Previously on Fraternity Life: man, oh man, Earl has been one amazing raging asshole. Granted, so have Tim and Steve, but Earl takes the cake and smears it in America's face. He's yelled at the other pledges, driven recklessly, and sold poor Paul's little brother into white slavery. He has taken to dressing up like Hitler and marching around the house in his Gestapo underwear and fake Hitler mustache and screaming "Sieg Heil!" to wake everyone up in the morning. Plus he snags a boner every time he gets in a fight which means he actually gets off on the chaos around him. Like a Japanese monster from the radioactive sea, Earlzilla and his glowing boner must be stopped!
Uhhh, yeah. So anyway, it's time for Hell Week. The pledges are going to be forced to live in the basement of the Fraternity House for a whole week, which subtly explains why this excursion into horror isn't called "Hell Eleven Days And Thirteen Hours." One of those brothers that we rarely see not wearing a turtleneck sweater says that this week of living in a cramped, dank, and nasty basement is designed to make the pledges come together as one in the week leading up to initiation. Not to mention earning them prime candidacy for scabies. The official title of this week is "I Week." I guess that stands for "Initiation Week." I'm not exactly sure, because I missed the first thirty seconds of this week's episode because my two-year-old son had removed my Fraternity Life tape from the VCR and quietly replaced it with a grilled cheese sandwich when I wasn't looking. He's quite the little prankster when we forget his Ritalin. Granted, I thought the room smelled a little cheesy, but Fraternity Life was on and that emits a certain cheese-like odor each week. So I was sent racing into another room of the house that holds my backup VCR and jammed a random tape into the VCR and hit "record." The wife may be a little pissed that our wedding video now has frat boys screaming bleeped "fuck"s at each other instead of us saying "I do," but I think she'll get over it. In thirty years or so. Anyway, the brothers are holding a meeting and say that the pledges are not going to like Hell Week. I think this was stated for the audience's benefit, but who among us wouldn't associate "Hell Week" with seven days full of unpleasantness? You know...with the exception of America's newest heartthrob Brad? My point exactly.

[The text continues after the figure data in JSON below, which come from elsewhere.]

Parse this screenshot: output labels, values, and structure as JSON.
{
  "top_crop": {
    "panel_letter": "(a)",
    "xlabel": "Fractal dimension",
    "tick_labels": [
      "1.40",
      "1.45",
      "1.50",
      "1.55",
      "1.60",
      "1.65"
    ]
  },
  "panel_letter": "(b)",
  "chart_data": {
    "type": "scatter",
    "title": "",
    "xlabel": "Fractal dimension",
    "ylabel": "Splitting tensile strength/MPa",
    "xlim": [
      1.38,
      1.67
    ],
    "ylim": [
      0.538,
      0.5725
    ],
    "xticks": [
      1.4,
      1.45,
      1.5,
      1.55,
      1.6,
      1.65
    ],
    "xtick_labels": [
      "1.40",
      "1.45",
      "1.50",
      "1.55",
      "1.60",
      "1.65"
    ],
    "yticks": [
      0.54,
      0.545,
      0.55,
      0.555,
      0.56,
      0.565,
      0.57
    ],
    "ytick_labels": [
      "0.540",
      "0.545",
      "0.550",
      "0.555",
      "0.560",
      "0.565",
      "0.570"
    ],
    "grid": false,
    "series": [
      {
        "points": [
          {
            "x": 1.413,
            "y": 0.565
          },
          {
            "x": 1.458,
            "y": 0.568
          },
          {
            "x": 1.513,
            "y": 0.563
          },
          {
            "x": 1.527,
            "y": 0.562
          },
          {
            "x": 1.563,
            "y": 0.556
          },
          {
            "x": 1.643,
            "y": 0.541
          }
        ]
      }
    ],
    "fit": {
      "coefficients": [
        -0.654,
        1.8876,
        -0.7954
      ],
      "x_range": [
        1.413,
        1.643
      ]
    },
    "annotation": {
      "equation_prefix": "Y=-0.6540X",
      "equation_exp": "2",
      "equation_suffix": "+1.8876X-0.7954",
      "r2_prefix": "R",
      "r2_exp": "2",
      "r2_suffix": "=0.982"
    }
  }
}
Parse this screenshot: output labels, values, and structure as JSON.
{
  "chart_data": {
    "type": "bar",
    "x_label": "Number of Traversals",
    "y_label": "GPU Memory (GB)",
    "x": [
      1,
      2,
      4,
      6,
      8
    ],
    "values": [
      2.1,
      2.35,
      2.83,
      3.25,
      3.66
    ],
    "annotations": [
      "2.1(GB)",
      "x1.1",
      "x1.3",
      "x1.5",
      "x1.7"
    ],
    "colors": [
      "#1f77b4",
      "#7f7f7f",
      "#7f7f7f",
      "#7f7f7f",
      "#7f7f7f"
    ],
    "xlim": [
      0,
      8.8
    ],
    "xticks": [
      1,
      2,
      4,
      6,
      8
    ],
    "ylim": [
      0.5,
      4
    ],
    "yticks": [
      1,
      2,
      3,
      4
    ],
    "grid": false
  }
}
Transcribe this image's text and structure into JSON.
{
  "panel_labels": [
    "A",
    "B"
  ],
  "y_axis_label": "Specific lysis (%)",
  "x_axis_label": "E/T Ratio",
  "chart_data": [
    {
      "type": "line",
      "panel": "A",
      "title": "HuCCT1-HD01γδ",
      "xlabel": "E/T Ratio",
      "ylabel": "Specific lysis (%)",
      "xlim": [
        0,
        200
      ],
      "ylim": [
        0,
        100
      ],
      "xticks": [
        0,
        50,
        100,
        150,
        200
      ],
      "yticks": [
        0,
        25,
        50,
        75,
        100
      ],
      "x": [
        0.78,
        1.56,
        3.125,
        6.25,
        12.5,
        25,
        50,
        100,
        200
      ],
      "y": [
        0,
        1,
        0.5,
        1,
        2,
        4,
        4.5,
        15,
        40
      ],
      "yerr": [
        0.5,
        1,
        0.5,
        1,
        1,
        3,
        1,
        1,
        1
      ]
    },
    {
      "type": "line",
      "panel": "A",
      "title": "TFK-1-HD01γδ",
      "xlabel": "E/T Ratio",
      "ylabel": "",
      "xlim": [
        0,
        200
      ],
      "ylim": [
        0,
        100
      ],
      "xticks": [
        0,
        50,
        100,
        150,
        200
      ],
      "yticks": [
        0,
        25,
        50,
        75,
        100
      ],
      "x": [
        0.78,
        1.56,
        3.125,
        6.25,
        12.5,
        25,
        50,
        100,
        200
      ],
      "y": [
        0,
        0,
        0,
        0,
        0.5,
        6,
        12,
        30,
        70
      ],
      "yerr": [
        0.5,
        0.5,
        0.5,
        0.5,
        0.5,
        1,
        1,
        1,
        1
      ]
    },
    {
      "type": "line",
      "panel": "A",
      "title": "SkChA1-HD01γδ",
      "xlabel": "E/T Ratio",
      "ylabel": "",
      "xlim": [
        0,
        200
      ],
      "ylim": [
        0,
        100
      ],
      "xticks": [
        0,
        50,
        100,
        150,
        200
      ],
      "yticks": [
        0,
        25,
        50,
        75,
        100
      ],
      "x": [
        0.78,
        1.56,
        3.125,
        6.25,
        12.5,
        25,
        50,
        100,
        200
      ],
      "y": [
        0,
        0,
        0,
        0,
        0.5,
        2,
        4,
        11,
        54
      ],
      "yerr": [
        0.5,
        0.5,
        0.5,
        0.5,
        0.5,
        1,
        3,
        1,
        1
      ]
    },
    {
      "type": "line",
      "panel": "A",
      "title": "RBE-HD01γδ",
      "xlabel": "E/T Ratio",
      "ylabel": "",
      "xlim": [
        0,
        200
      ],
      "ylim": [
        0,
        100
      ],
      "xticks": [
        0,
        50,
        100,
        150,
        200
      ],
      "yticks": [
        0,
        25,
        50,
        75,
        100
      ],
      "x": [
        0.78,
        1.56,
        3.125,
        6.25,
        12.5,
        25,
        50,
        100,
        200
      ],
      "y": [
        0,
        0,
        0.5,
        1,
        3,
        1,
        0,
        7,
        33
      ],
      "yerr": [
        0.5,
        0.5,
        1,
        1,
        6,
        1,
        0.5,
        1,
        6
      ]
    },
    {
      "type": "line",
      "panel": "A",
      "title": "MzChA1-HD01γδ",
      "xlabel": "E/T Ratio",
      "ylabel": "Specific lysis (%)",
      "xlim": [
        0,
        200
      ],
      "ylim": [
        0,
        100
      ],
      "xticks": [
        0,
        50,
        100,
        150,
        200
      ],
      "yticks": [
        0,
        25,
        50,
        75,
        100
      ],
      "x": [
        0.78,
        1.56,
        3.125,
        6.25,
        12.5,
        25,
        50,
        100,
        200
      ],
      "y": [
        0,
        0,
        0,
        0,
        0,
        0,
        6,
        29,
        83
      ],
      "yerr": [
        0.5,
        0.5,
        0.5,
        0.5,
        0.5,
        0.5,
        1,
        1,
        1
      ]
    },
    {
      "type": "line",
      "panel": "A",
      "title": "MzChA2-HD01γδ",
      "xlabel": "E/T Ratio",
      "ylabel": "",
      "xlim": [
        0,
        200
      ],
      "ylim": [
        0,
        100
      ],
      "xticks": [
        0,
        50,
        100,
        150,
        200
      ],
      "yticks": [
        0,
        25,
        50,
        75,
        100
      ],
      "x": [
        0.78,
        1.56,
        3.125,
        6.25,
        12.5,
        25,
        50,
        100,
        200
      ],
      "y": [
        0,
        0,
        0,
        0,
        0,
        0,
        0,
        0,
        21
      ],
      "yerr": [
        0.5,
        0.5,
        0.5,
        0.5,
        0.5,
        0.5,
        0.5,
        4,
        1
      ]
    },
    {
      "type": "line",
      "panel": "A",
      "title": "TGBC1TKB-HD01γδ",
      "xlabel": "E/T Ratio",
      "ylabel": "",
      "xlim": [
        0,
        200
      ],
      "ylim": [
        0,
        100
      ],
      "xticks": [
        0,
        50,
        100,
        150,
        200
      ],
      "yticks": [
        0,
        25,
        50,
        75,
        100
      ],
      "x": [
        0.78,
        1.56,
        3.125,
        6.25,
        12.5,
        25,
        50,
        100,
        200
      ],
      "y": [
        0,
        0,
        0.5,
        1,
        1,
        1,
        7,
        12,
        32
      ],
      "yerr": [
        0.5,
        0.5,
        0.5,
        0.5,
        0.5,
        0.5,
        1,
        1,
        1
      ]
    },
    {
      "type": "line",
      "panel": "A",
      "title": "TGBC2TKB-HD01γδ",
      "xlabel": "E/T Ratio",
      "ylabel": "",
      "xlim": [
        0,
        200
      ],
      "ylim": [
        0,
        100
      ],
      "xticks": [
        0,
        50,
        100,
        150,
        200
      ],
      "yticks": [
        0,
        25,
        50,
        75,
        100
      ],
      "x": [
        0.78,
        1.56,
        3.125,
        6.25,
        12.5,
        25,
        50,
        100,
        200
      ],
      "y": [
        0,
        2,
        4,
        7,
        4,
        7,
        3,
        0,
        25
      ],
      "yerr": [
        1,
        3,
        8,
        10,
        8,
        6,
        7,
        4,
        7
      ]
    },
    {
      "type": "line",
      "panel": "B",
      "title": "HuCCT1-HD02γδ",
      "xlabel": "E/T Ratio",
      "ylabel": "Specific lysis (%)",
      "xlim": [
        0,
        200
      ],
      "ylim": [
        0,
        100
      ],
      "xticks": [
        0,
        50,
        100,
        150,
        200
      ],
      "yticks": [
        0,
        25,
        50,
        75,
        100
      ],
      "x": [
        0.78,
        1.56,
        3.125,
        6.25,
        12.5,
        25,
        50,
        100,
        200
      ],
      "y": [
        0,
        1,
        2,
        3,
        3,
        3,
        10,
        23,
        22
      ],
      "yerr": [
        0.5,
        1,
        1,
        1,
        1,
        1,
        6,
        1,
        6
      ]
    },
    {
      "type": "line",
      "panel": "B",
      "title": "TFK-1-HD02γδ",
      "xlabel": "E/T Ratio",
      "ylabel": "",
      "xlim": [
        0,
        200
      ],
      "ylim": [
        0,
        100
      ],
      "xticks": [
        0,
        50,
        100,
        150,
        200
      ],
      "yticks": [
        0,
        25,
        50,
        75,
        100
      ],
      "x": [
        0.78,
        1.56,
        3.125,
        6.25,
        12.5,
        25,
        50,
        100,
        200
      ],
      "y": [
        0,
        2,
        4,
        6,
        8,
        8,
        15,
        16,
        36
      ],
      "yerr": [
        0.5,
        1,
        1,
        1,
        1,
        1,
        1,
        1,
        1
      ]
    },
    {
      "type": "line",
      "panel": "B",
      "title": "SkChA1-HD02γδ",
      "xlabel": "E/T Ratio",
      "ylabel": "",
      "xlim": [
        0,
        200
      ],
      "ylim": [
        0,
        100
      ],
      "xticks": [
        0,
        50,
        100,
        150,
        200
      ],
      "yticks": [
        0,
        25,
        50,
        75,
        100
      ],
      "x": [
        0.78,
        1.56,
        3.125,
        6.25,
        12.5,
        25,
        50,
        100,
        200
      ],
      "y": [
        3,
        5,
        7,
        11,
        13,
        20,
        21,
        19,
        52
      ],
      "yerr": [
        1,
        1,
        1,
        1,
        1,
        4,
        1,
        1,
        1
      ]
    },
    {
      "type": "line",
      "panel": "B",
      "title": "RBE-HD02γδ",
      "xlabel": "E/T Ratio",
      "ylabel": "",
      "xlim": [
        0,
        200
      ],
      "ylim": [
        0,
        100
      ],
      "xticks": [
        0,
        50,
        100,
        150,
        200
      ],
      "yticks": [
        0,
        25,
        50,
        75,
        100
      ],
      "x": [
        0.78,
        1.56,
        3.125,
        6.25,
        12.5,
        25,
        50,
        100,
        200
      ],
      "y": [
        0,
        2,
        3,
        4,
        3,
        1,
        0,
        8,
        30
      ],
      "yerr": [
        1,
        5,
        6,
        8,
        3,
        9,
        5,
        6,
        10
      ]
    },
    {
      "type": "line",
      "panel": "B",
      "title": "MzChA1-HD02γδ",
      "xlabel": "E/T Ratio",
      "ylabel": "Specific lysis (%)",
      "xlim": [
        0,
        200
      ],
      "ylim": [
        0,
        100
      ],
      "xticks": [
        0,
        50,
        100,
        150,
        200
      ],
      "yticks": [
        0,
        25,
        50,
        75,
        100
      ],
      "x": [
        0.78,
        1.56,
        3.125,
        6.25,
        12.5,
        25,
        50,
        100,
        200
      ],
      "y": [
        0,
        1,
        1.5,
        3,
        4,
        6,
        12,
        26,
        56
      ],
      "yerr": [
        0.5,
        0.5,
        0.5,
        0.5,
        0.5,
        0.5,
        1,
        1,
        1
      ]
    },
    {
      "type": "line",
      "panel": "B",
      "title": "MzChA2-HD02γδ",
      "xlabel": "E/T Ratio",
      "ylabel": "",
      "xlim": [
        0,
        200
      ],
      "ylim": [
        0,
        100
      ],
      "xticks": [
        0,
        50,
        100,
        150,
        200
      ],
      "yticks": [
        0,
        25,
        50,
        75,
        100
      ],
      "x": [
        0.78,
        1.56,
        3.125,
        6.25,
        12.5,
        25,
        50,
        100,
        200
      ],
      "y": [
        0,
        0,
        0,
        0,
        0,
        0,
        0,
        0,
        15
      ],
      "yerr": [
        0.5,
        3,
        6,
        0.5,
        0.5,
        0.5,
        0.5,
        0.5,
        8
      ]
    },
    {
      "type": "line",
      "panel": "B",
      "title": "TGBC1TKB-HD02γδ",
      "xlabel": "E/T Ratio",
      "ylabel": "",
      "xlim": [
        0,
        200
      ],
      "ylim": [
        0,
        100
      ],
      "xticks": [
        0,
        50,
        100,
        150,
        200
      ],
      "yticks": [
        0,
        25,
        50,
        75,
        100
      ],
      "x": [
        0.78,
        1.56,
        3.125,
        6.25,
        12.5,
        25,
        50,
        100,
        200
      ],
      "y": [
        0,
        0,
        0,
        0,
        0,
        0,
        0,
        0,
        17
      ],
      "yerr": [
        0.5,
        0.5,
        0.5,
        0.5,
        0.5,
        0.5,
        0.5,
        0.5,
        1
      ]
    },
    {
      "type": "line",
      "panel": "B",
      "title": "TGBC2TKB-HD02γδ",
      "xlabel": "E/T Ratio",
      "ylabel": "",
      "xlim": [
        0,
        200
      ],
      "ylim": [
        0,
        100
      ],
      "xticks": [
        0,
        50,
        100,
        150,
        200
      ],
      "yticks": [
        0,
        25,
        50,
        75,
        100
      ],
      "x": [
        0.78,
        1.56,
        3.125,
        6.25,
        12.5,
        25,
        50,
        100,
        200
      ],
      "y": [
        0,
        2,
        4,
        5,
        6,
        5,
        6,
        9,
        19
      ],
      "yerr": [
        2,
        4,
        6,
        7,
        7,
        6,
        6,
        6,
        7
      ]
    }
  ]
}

The pledges are shown preparing for I Week. Alex is running around gathering blankets, Steve's reading a book, Jarreau's loading up a backpack full of Vaseline and grinning, while Tim's busy writing his POV for MTV.com and trying to think of new ways to call Nicole a diseased ferret. Earl's saying that the whole concept of I Week just doesn't appeal to him. In fact, it downright sucks. He doesn't want to have to spend time in a cramped basement with the other pledges. He grins and says he sure hopes it doesn't last longer than a week. It's good to see that Earl has this whole "brotherhood" concept down pat. I'm beginning to think MTV needs to give Earl's mother a TV show and call it How To Completely Fuck Your Kid Up In Nineteen Years Or Less. Apparently, this woman threw the concept of common sense straight out the window while raising this drooling mongoloid. Paul's running down the list of things that they're taking, centering mostly on blankets. Steve greets him with a blank stare. Then again, Steve would greet a house fire with a blank stare. We see the boys loading up the SUV with blankets and plastic tarps as Alex says that he's a bit nervous because he doesn't know what to expect from I Week. I guess it would have been too much trouble to ask his freakin' brother, who just went through it the previous semester. He says the only thing he can imagine is that it will mean that he won't sleep for 168 hours, proving that even monkeys can operate a calculator. Somebody hand that chimp a banana! Good job, A-Man! The guys are greeted at the back door by George (in more ways than one, I'm sure) who invites the pledges in. Because this is a fraternity ritual, no cameras are allowed in. You have to imagine that there was probably at least one paddling of naked ass flesh, several alcoholic concoctions mixed with household cleaners ingested and at least one piping Hot Karl served up by Brad.